28% of people calling HMRC give up trying to get through
We noted last week that HMRC have so much time on their hands that they have nothing better to do than write virtually pointless releases about Olympic torches. And skips. We even made a joke about how long it takes them to answer the phone. Now, new figures show that almost 4 million people hung up while waiting to speak to HMRC last year.
Figures obtained by the Telegraph, under the Freedom of Information Act show that that 28% of callers gave up midway through their call to the pay-as-you-earn helpline, with the average time spent waiting on hold reaching five minutes 45 seconds. This is up from 10pc of abandoned calls in 2009, when the average waiting time was one minute 53 seconds.
But this is not the first time that Revenue telephone performance has been under scrutiny. A Treasury Select Committee report published last year said that less than 50% of callers to HMRC got through first time, compared with 90% in similar industries. The report described HMRC response to telephone calls as "patchy at best and unacceptable at worst" claiming that attempts to save money had been partly responsible for poor service standards and a lack of experienced staff at a senior level.
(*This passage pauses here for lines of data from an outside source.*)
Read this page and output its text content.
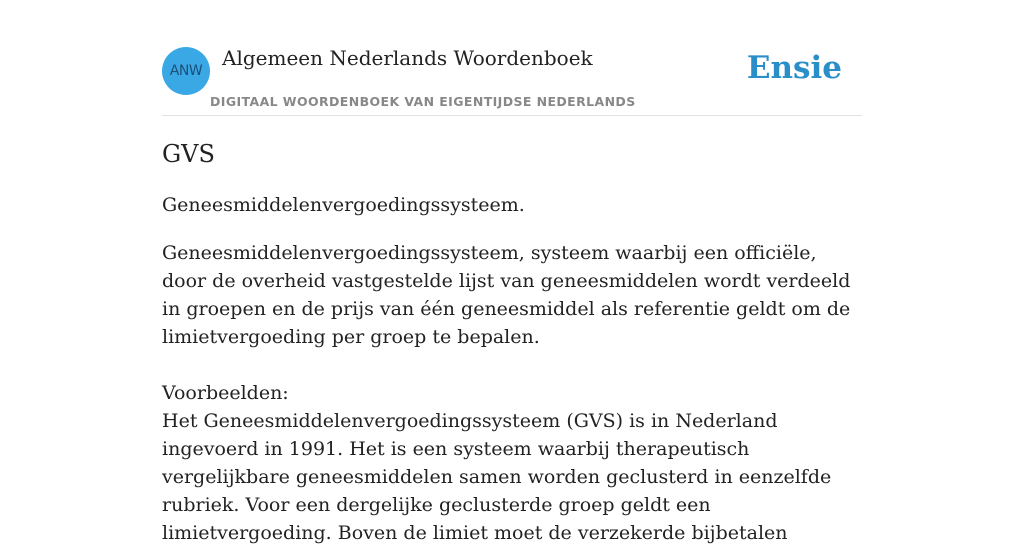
ANW
Algemeen Nederlands Woordenboek
DIGITAAL WOORDENBOEK VAN EIGENTIJDSE NEDERLANDS
Ensie
GVS

Geneesmiddelenvergoedingssysteem.

Geneesmiddelenvergoedingssysteem, systeem waarbij een officiële, door de overheid vastgestelde lijst van geneesmiddelen wordt verdeeld in groepen en de prijs van één geneesmiddel als referentie geldt om de limietvergoeding per groep te bepalen.
Voorbeelden:
Het Geneesmiddelenvergoedingssysteem (GVS) is in Nederland ingevoerd in 1991. Het is een systeem waarbij therapeutisch vergelijkbare geneesmiddelen samen worden geclusterd in eenzelfde rubriek. Voor een dergelijke geclusterde groep geldt een limietvergoeding. Boven de limiet moet de verzekerde bijbetalen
We don’t know where to begin with our outrage and vitriol. Average waiting time of nearly six minutes? More like 36 minutes- with people reporting that they have been on hold so long their telecom provider has cut them off before HMRC got round to answering. Something close to 50% of calls get straight through? Only if they are counting the people who have called seven times in one day anf finally get through on the last time. Saving money? Perhaps if Dave Hartnett hadn’t brushed away £10m+ from Goldman Sachs, or if Vodafone bothered paying any UK tax there would be more money to pay for customer service.
Of course, we are all ‘customers’ of HMRC, although paying tax is not a voluntary or leisure activity, and shocking customer service goes unheeded. The last Government figures showed that HMRC received more than 76,000 complaints from customers in 2010/11, up from 73,000 the previous year (but less than the 84,500 complaints in 2008/09 ). However, within these numbers, complaints over delays in response have increased by 31%, rising from 16,882 in 2008/09 to 22,185 in 2010/11.
Still, other than not answering the phone, it’s not like HMRC are getting everything else wrong is it? They’ve not sent out thousands of incorrect penalty notices or PAYE codes in recent years or anything. Besides, according to reports, car manufacturers are getting so CO2 efficient that the Government are considering raising road tax (Vehicle Excise Duty) to refill depleted tax coffers, and it goes without saying that all that lovely money will undoubtedly be ploughed into improving HMRC’s service. No?